Hot money seeking higher returns has flowed into India, Indonesia, Thailand, the Philippines and Malaysia, for example, thanks to quantitative easing.
In chapter 3 of our book, Boom, Gloom & The New Normal, we discuss how some journalists and analysts looked for long-term fundamentals behind the 2005-2008 surge in crude-oil prices, after the speculative money had flowed in. In reality, though, oil only went up because of the hot money. The record high prices we saw until the September 2008 crash had little to do with actual supply and demand.
To some extent, the same applies to certain emerging markets outside China (and, of course, China has its own set of problems).
The long-term opportunities in all of these countries remain tremendous, but the hot money has led to deep structural problems being overlooked.
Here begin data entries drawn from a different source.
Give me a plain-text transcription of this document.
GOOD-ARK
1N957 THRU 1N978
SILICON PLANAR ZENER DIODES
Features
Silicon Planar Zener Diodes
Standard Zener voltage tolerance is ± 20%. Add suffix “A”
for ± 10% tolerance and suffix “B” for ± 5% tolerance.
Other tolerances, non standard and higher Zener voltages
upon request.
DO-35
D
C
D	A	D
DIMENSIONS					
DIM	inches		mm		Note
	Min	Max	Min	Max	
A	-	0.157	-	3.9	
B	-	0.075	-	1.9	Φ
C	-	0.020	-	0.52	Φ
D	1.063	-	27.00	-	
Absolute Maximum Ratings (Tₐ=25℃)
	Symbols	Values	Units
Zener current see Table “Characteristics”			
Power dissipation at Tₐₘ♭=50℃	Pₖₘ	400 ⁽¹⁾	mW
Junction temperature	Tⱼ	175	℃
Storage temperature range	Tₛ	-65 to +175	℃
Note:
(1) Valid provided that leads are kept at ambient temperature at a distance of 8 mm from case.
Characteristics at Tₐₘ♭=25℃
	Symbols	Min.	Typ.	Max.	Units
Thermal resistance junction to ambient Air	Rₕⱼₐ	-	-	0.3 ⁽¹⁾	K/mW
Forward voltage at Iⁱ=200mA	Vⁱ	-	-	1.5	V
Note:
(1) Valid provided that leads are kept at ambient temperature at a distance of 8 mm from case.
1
Now in India, though, as speculative money flows in the opposite direction, more and more people are, rather belatedly, asking the question “Will the country ever have the politicians it needs to achieve its economic potential?”
Indonesia has many solid reasons for long-term confidence. But, again, the speculative money has very probably led to people largely ignoring unresolved issues, such as lack of investment in infrastructure.
And, ironically, the Indonesian government is struggling with the social, economic and political consequences of a reform hastened by quantitative easing: Unwinding fuel subsidies.
If Fed policy hadn’t once again badly distorted oil prices, by raising them way beyond the fundamentals of supply and demand post-2008, Indonesia might have had more time to enact such a difficult reform. The chart above, from this article in The Economist, explains why Indonesia is in a hurry.
The other worry, of course, is that speculative funds have created property and other asset bubbles in countries such as Indonesia and Thailand that could very quickly go pop as money moves in the opposite direction.
The most exposed, according to this article in The Financial Times, are “countries current account deficits: those that buy more from foreigners than they sell, and need international capital to bridge the difference. That list is now a long one.”
When we eventually find out who has been swimming naked, some of the new cracker and refinery-petrochemicals projects in Southeast Asia may well be shelved.